"Well?" asked Rachel.
"I suppose you couldn't manage to take my mother's place?"
"To superintend the Sunday School and the Mother's Meeting?"
"Yes. It would lift such a burden off her heart. You see she is one of those people who worry unnecessarily, and I can't tell you what a relief it would be to me to be able to tell her that her place has been supplied."
"I don't quite see how I can, with baby," said Rachel.
"But there is Polly. She likes looking after him."

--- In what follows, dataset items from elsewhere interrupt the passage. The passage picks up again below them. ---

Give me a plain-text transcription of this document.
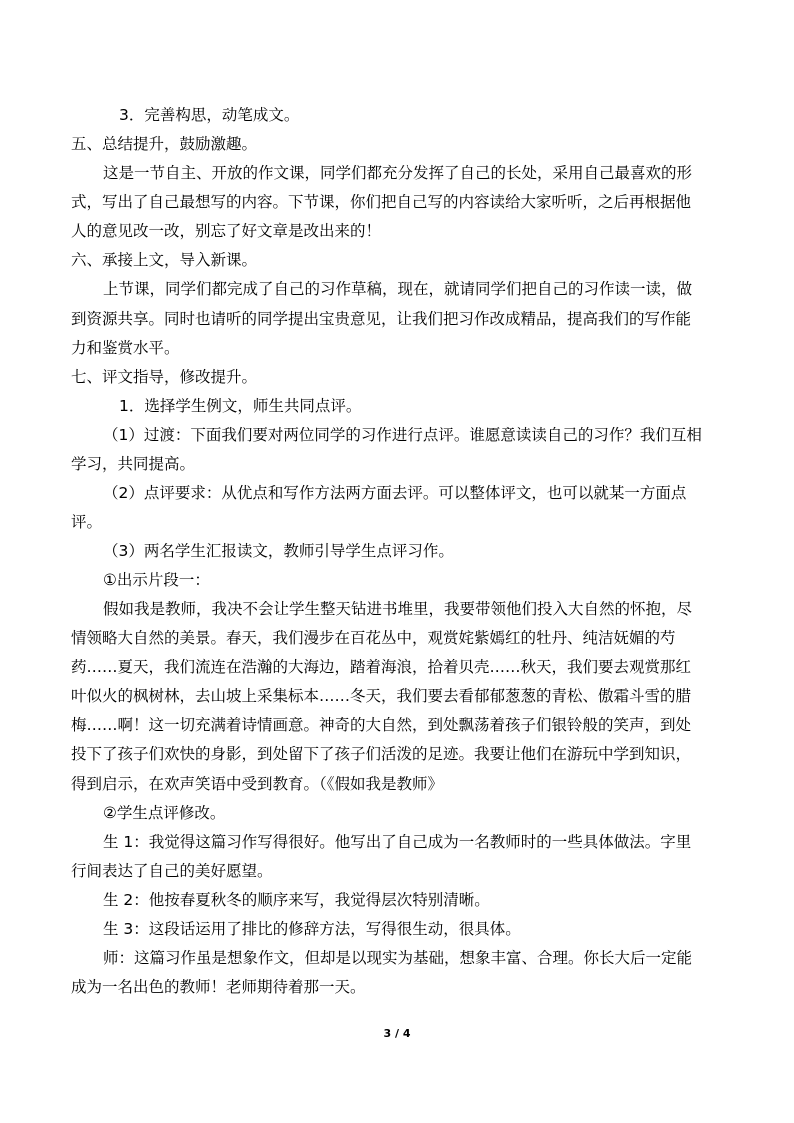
3．完善构思，动笔成文。

五、总结提升，鼓励激趣。

这是一节自主、开放的作文课，同学们都充分发挥了自己的长处，采用自己最喜欢的形

式，写出了自己最想写的内容。下节课，你们把自己写的内容读给大家听听，之后再根据他

人的意见改一改，别忘了好文章是改出来的！

六、承接上文，导入新课。

上节课，同学们都完成了自己的习作草稿，现在，就请同学们把自己的习作读一读，做

到资源共享。同时也请听的同学提出宝贵意见，让我们把习作改成精品，提高我们的写作能

力和鉴赏水平。

七、评文指导，修改提升。

1．选择学生例文，师生共同点评。

（1）过渡：下面我们要对两位同学的习作进行点评。谁愿意读读自己的习作？我们互相

学习，共同提高。

（2）点评要求：从优点和写作方法两方面去评。可以整体评文，也可以就某一方面点

评。

（3）两名学生汇报读文，教师引导学生点评习作。

①出示片段一：

假如我是教师，我决不会让学生整天钻进书堆里，我要带领他们投入大自然的怀抱，尽

情领略大自然的美景。春天，我们漫步在百花丛中，观赏姹紫嫣红的牡丹、纯洁妩媚的芍

药……夏天，我们流连在浩瀚的大海边，踏着海浪，拾着贝壳……秋天，我们要去观赏那红

叶似火的枫树林，去山坡上采集标本……冬天，我们要去看郁郁葱葱的青松、傲霜斗雪的腊

梅……啊！这一切充满着诗情画意。神奇的大自然，到处飘荡着孩子们银铃般的笑声，到处

投下了孩子们欢快的身影，到处留下了孩子们活泼的足迹。我要让他们在游玩中学到知识，

得到启示，在欢声笑语中受到教育。（《假如我是教师》

②学生点评修改。

生 1：我觉得这篇习作写得很好。他写出了自己成为一名教师时的一些具体做法。字里

行间表达了自己的美好愿望。

生 2：他按春夏秋冬的顺序来写，我觉得层次特别清晰。

生 3：这段话运用了排比的修辞方法，写得很生动，很具体。

师：这篇习作虽是想象作文，但却是以现实为基础，想象丰富、合理。你长大后一定能

成为一名出色的教师！老师期待着那一天。

3 / 4
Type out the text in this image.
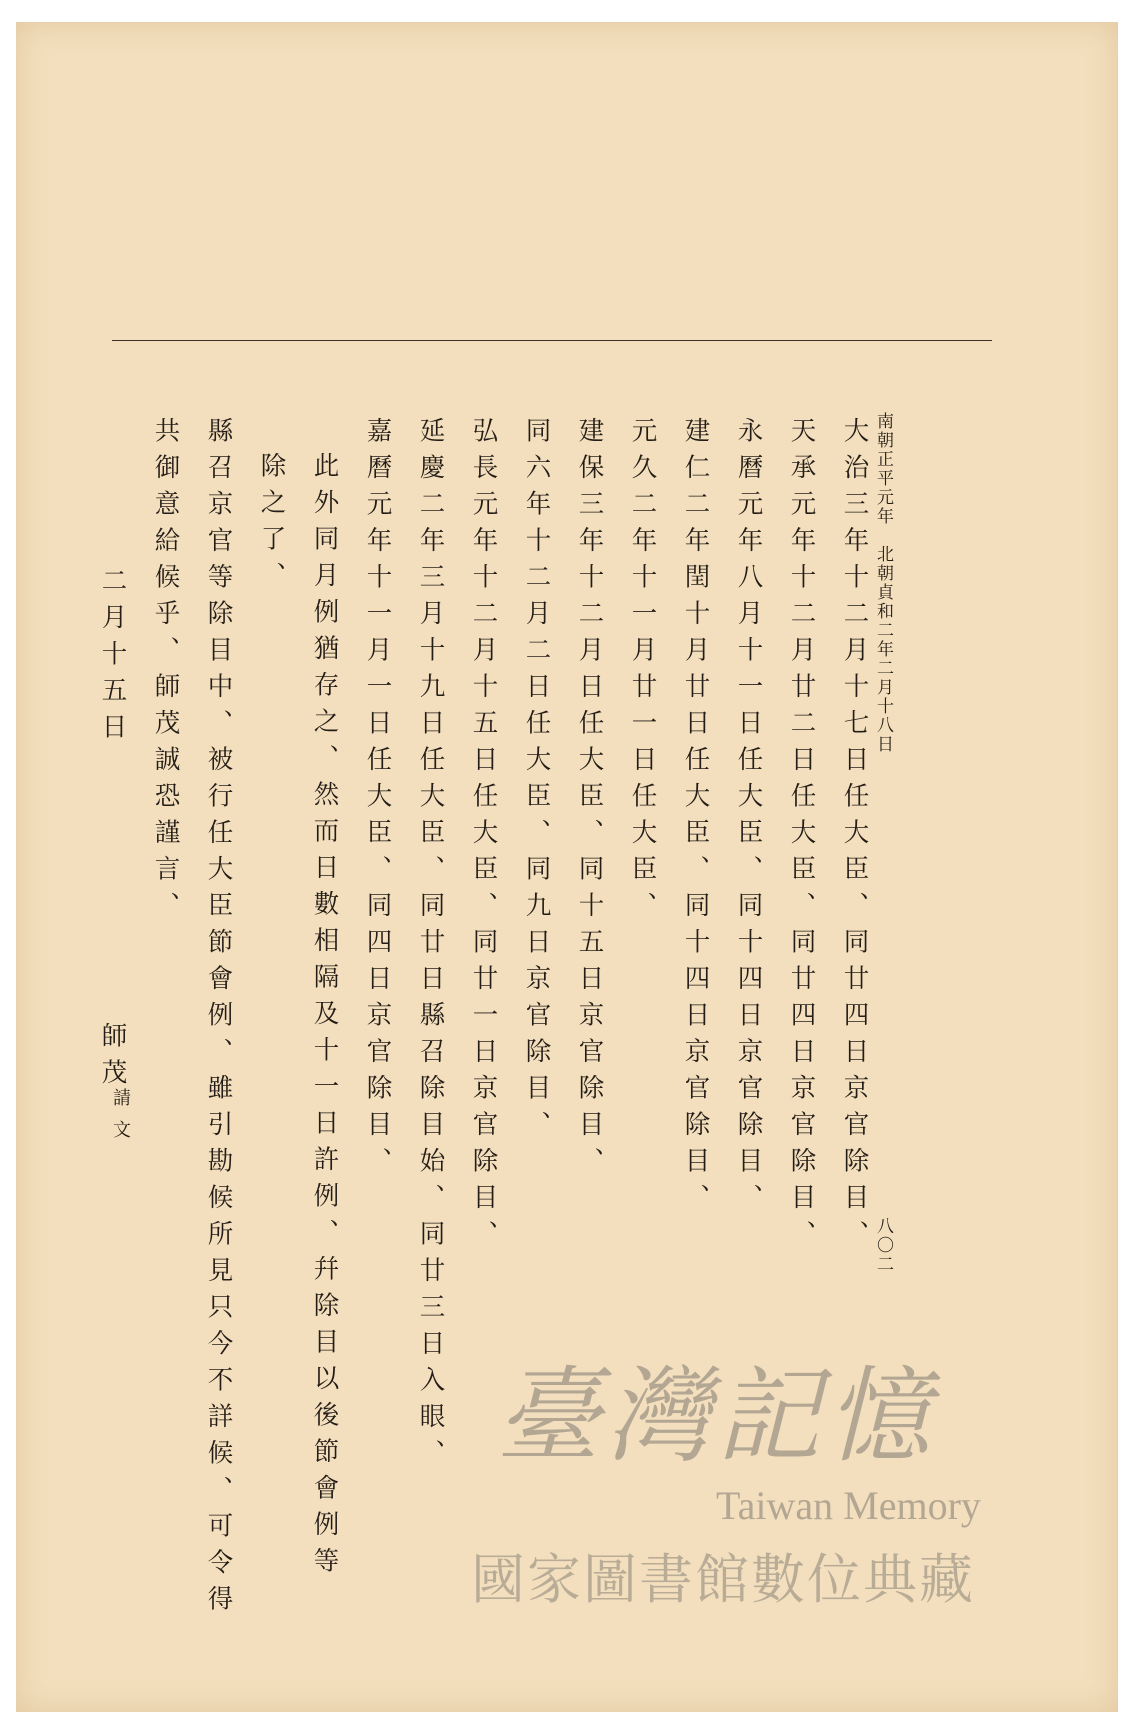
南朝正平元年　北朝貞和二年二月十八日

八〇二

大治三年十二月十七日任大臣、同廿四日京官除目、

天承元年十二月廿二日任大臣、同廿四日京官除目、

永曆元年八月十一日任大臣、同十四日京官除目、

建仁二年閏十月廿日任大臣、同十四日京官除目、

元久二年十一月廿一日任大臣、

建保三年十二月日任大臣、同十五日京官除目、

同六年十二月二日任大臣、同九日京官除目、

弘長元年十二月十五日任大臣、同廿一日京官除目、

延慶二年三月十九日任大臣、同廿日縣召除目始、同廿三日入眼、

嘉曆元年十一月一日任大臣、同四日京官除目、

此外同月例猶存之、然而日數相隔及十一日許例、幷除目以後節會例等

除之了、

縣召京官等除目中、被行任大臣節會例、雖引勘候所見只今不詳候、可令得

共御意給候乎、師茂誠恐謹言、

二月十五日

師茂

請

文

臺灣記憶
Taiwan Memory
國家圖書館數位典藏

"Dickory, dickory, dock," sang Rachel again, "the mouse ran up the clock." But while playing she was not only thinking of the anxiety which would be hers if she had to leave baby constantly under Polly's care; but she was wondering if her own health would stand it. She must keep well for Luke's sake as well as for baby's, and lately she had felt sometimes at the end of her tether. She had already undertaken a district of her own and various other duties, and what with the cooking and the house, not to mention all the work that little Pat entailed, she had felt that if she did not soon have a rest she would break down altogether. Yet here was Luke, looking at her with his anxious pleading eyes; and she had never failed him yet, how could she fail him now?
"Dickory, dickory, dock," sang Rachel as she ran her fingers up Pat's little arm:
"The mouse ran up the clock,
The clock struck one,
Down the mouse ran,
Dickory, dickory, dock."
Baby crowed with merriment, and Rachel looked up gravely at her husband.